Lorsqu’elle a discuté de la signification de l’indépendance et de l’impartialité, la Cour a fait écho à son propre raisonnement dans Uraltransmash contre Pesa affaire et a fait référence à la pratique de la CEDH qui a souligné l’importance de l’impartialité d’un juge (établie dans Kyprianou c. Chypre et Revtyuk c. Russie), bien que cette pratique ait peu d’incidence sur les conclusions de la Cour dans l’arrêt.
La position de la Cour suprême contraste également avec la jurisprudence antérieure de la Cour constitutionnelle qui a établi que l’impartialité d’un arbitre ne peut être déduite uniquement de facteurs objectifs, tels que sa nationalité.
Les tribunaux inférieurs ont jugé que l’argument de NHP selon lequel un arbitre manquait d’indépendance en raison de sa participation au comité FOSFA avec le représentant de Thywissen et d’irrégularités de procédure dans la nomination de l’arbitre n’avait pas été suffisamment examiné. Cette approche contredit également la pratique antérieure des tribunaux russes cités ci-dessus.
En outre, la Cour suprême a souligné que la proportionnalité de la responsabilité civile était une pierre angulaire de l’ordre public russe. La Cour a estimé que Thywissen n’avait pas démontré dans l’arbitrage qu’elle avait subi une perte ou qu’elle avait conclu une transaction de substitution, qu’elle n’avait pris aucune mesure pour atténuer la perte potentielle et qu’elle avait refusé l’offre de NHP de prolonger le délai de livraison, et que, par conséquent, les tribunaux n’avaient pas tenu compte du respect du principe de proportionnalité de la responsabilité civile.
La Cour a critiqué les arbitres pour avoir rejeté la défense de force majeure de la NHP sans examiner correctement l’état d’urgence régional en raison des conditions climatiques défavorables (sécheresse) qui ont eu lieu dans la région de Novossibirsk (lieu d’origine de la NHP) pendant la période concernée. Selon la Cour, les tribunaux inférieurs auraient dû examiner le décret des autorités locales instaurant ce régime.

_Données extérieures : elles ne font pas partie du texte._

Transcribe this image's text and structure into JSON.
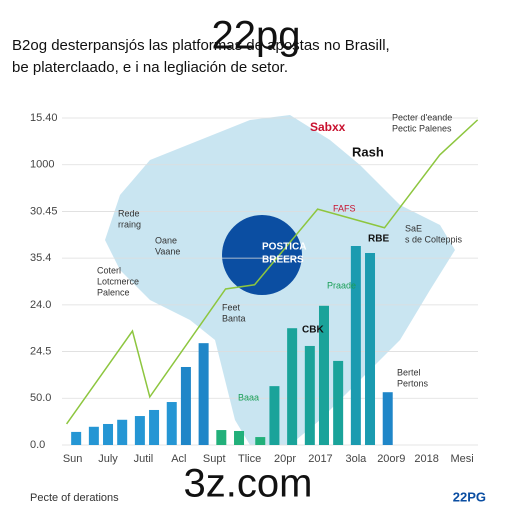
{
  "chart_data": {
    "type": "bar",
    "title": [
      "B2og desterpansjós las platformas de apostas no Brasill,",
      "be platerclaado, e i na legliación de setor."
    ],
    "watermarks": [
      "22pg",
      "3z.com"
    ],
    "footer": "Pecte of derations",
    "brand": "22PG",
    "x": [
      0.1,
      0.6,
      1.0,
      1.4,
      1.9,
      2.3,
      2.8,
      3.2,
      3.7,
      4.2,
      4.7,
      5.3,
      5.7,
      6.2,
      6.7,
      7.1,
      7.5,
      8.0,
      8.4,
      8.9
    ],
    "values": [
      0.28,
      0.39,
      0.45,
      0.54,
      0.62,
      0.75,
      0.92,
      1.67,
      2.18,
      0.32,
      0.3,
      0.17,
      1.26,
      2.5,
      2.12,
      2.98,
      1.8,
      4.26,
      4.11,
      1.13
    ],
    "colors": [
      "#2596d4",
      "#2596d4",
      "#2596d4",
      "#2596d4",
      "#2596d4",
      "#2596d4",
      "#2596d4",
      "#1f86c8",
      "#1f86c8",
      "#22b07a",
      "#22b07a",
      "#22b07a",
      "#1aa39a",
      "#1aa39a",
      "#1aa39a",
      "#1aa39a",
      "#1aa39a",
      "#1b9bb0",
      "#1b9bb0",
      "#1f86c8"
    ],
    "line": {
      "color": "#8dc63f",
      "x": [
        -0.17,
        1.69,
        2.18,
        4.32,
        5.14,
        6.92,
        8.81,
        10.37,
        11.44
      ],
      "values": [
        0.45,
        2.44,
        1.03,
        3.34,
        3.43,
        5.05,
        4.65,
        6.21,
        6.96
      ]
    },
    "xlim": [
      -0.3,
      11.45
    ],
    "xticks": [
      {
        "value": 0,
        "label": "Sun"
      },
      {
        "value": 1,
        "label": "July"
      },
      {
        "value": 2,
        "label": "Jutil"
      },
      {
        "value": 3,
        "label": "Acl"
      },
      {
        "value": 4,
        "label": "Supt"
      },
      {
        "value": 5,
        "label": "Tlice"
      },
      {
        "value": 6,
        "label": "20pr"
      },
      {
        "value": 7,
        "label": "2017"
      },
      {
        "value": 8,
        "label": "3ola"
      },
      {
        "value": 9,
        "label": "20or9"
      },
      {
        "value": 10,
        "label": "2018"
      },
      {
        "value": 11,
        "label": "Mesi"
      }
    ],
    "ylim": [
      0,
      7
    ],
    "yticks": [
      {
        "value": 0,
        "label": "0.0"
      },
      {
        "value": 1,
        "label": "50.0"
      },
      {
        "value": 2,
        "label": "24.5"
      },
      {
        "value": 3,
        "label": "24.0"
      },
      {
        "value": 4,
        "label": "35.4"
      },
      {
        "value": 5,
        "label": "30.45"
      },
      {
        "value": 6,
        "label": "1000"
      },
      {
        "value": 7,
        "label": "15.40"
      }
    ],
    "grid": true,
    "annotations": [
      "Sabxx",
      "Rash",
      "Pecter d'eande",
      "Pectic Palenes",
      "Rede",
      "rraing",
      "Oane",
      "Vaane",
      "Coterl",
      "Lotcmerce",
      "Palence",
      "POSTICA",
      "BREERS",
      "Feet",
      "Banta",
      "Praade",
      "SaE",
      "s de Colteppis",
      "RBE",
      "CBK",
      "Bertel",
      "Pertons",
      "Baaa",
      "FAFS"
    ]
  }
}
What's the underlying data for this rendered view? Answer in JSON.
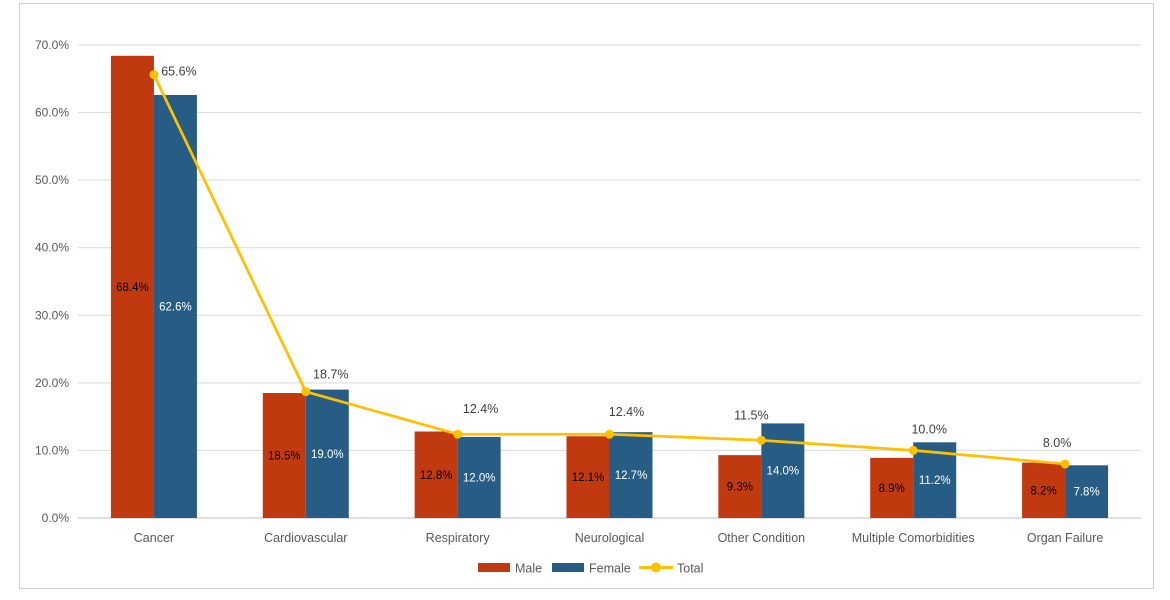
{
  "chart_data": {
    "type": "combo",
    "categories": [
      "Cancer",
      "Cardiovascular",
      "Respiratory",
      "Neurological",
      "Other Condition",
      "Multiple Comorbidities",
      "Organ Failure"
    ],
    "series": [
      {
        "name": "Male",
        "type": "bar",
        "values": [
          68.4,
          18.5,
          12.8,
          12.1,
          9.3,
          8.9,
          8.2
        ]
      },
      {
        "name": "Female",
        "type": "bar",
        "values": [
          62.6,
          19.0,
          12.0,
          12.7,
          14.0,
          11.2,
          7.8
        ]
      },
      {
        "name": "Total",
        "type": "line",
        "values": [
          65.6,
          18.7,
          12.4,
          12.4,
          11.5,
          10.0,
          8.0
        ]
      }
    ],
    "value_label_format": "one-decimal-percent",
    "y_axis": {
      "min": 0,
      "max": 70,
      "step": 10,
      "tick_labels": [
        "0.0%",
        "10.0%",
        "20.0%",
        "30.0%",
        "40.0%",
        "50.0%",
        "60.0%",
        "70.0%"
      ]
    },
    "legend": {
      "position": "bottom",
      "entries": [
        "Male",
        "Female",
        "Total"
      ]
    },
    "grid": "horizontal"
  },
  "colors": {
    "male": "#c13a0f",
    "female": "#275c85",
    "total": "#ffc000",
    "male_bar_label": "#000000",
    "female_bar_label": "#ffffff",
    "total_point_label": "#3f3f3f",
    "grid_line": "#d9d9d9",
    "axis_line": "#bfbfbf",
    "axis_text": "#595959",
    "legend_text": "#595959",
    "frame_border": "#cfcfcf",
    "background": "#ffffff"
  }
}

La Cour suprême a estimé que les juridictions inférieures n’avaient pas évalué les conséquences de l’exécution de la sentence arbitrale en Russie et n’avaient pas pris en compte la notoriété publique de la société russe. L’impact potentiel de l’exécution de la sentence sur la stabilité financière et sociale de la région a été considéré comme important, à la suite d’un précédent établi en 2022 par le tribunal arbitral du district de Moscou dans sa décision dans l’affaire n° A40-142624/2021 discuté ci-dessus.
La Cour suprême a également estimé que les tribunaux inférieurs n’avaient pas suffisamment pris en compte les arguments du NHP concernant le manque de clarté du processus d’appel d’arbitrage et les défis posés par les sanctions, telles que la non-réception de la sentence, et a fait valoir l’impossibilité d’obtenir une assistance juridique au Royaume-Uni.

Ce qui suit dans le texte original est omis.